An hour before, the very same ground crew who asked me to catch up with the tour group at the immigration area took pity on me and checked me in, in the condition that I show them the visa prior to boarding, to which I agreed because there was indeed a visa and it was not as if I had a choice anyway. She accompanied me to the immigration counters and I was able to finally catch up with the group at Starbucks while waiting for the boarding announcement. "Traffic?" asked Richard, one of our tour guides. "No, just woke up late!" I responded. After some capitalist choco cream chip goodness, we finally got on the plane after the ground crew eventually got his glimpse of our group visa.
Taking a photo of the lunch they served on the plane, I already broke one of the cardinal rules of Koryo Tours even before landing on North Korean soil, for which I got a friendly "No photos!" warning from the stewardess serving champagne. What came served with rice was sweet and sour fish, something not alien to the Filipino palate. It came with two more viands in two separate bowls: breaded meat and a different version of fish. In two more separate containers were a slice of sponge cake and a mini fruit salad.
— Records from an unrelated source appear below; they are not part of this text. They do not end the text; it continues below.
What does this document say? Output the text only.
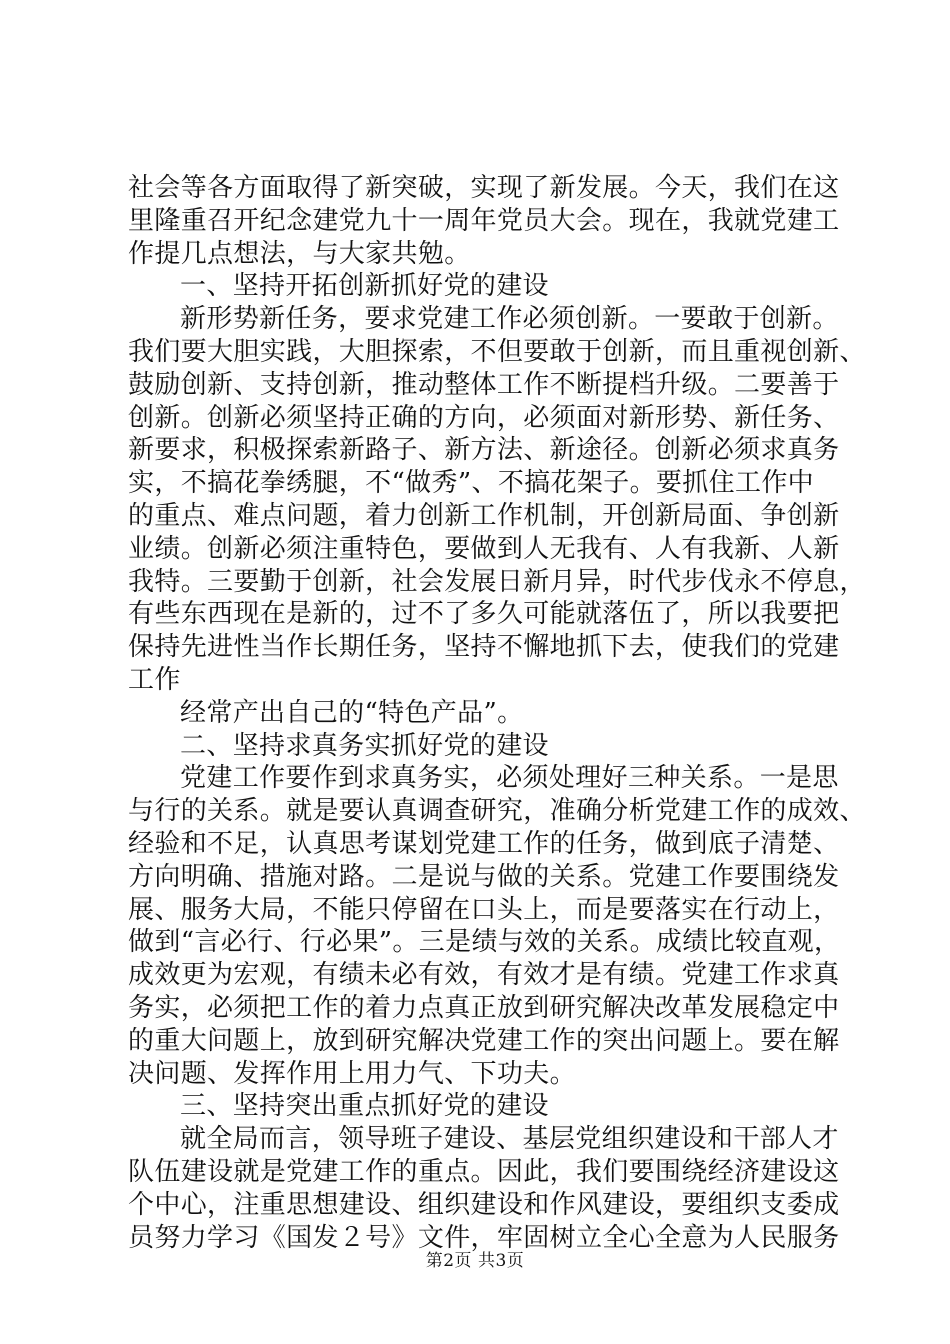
社会等各方面取得了新突破，实现了新发展。今天，我们在这
里隆重召开纪念建党九十一周年党员大会。现在，我就党建工
作提几点想法，与大家共勉。
一、坚持开拓创新抓好党的建设
新形势新任务，要求党建工作必须创新。一要敢于创新。
我们要大胆实践，大胆探索，不但要敢于创新，而且重视创新、
鼓励创新、支持创新，推动整体工作不断提档升级。二要善于
创新。创新必须坚持正确的方向，必须面对新形势、新任务、
新要求，积极探索新路子、新方法、新途径。创新必须求真务
实，不搞花拳绣腿，不“做秀”、不搞花架子。要抓住工作中
的重点、难点问题，着力创新工作机制，开创新局面、争创新
业绩。创新必须注重特色，要做到人无我有、人有我新、人新
我特。三要勤于创新，社会发展日新月异，时代步伐永不停息，
有些东西现在是新的，过不了多久可能就落伍了，所以我要把
保持先进性当作长期任务，坚持不懈地抓下去，使我们的党建
工作
经常产出自己的“特色产品”。
二、坚持求真务实抓好党的建设
党建工作要作到求真务实，必须处理好三种关系。一是思
与行的关系。就是要认真调查研究，准确分析党建工作的成效、
经验和不足，认真思考谋划党建工作的任务，做到底子清楚、
方向明确、措施对路。二是说与做的关系。党建工作要围绕发
展、服务大局，不能只停留在口头上，而是要落实在行动上，
做到“言必行、行必果”。三是绩与效的关系。成绩比较直观，
成效更为宏观，有绩未必有效，有效才是有绩。党建工作求真
务实，必须把工作的着力点真正放到研究解决改革发展稳定中
的重大问题上，放到研究解决党建工作的突出问题上。要在解
决问题、发挥作用上用力气、下功夫。
三、坚持突出重点抓好党的建设
就全局而言，领导班子建设、基层党组织建设和干部人才
队伍建设就是党建工作的重点。因此，我们要围绕经济建设这
个中心，注重思想建设、组织建设和作风建设，要组织支委成
员努力学习《国发２号》文件，牢固树立全心全意为人民服务
第2页 共3页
But before the meal came the newspapers, while our plane was waiting for its turn at the runway. I was handed a copy of the Pyongyang Times, an English language newspaper the size of a tabloid. The publication is weekly and the copy I received was dated 30 March 2013 with headlines in bold saying: KIM JONG UN SIGNS HIT PLAN AND DIRECTS MANOEUVRES. Aside from the war rhetoric abounding its pages, the eight-page gazette also reported on other events such as World Tuberculosis Day and a Juche Idea seminar held in Mexico. Doing as I was previously advised to, I folded my copy of the Pyongyang Times carefully so as not to maliciously crop the Supreme Leader's face in any way. After that, I went on to fill out my arrival card and customs declaration form.
Mini screens descended from the plane's ceiling as the music died down after the fasten seat belts sign was switched off. We ate our lunch while watching a movie with uniformed military men doing Kung Fu. The entire duration of the flight was just under two hours. I wanted a photo with any of the flight attendants, but decided that any attempt would be in vain after I was told off for trying to get a photo of the champagne cart earlier. Instead, I just verified the information I wrote on my arrival cards and decided to have a nap, which was interrupted by the announcement that we have finally landed at Pyongyang Airport.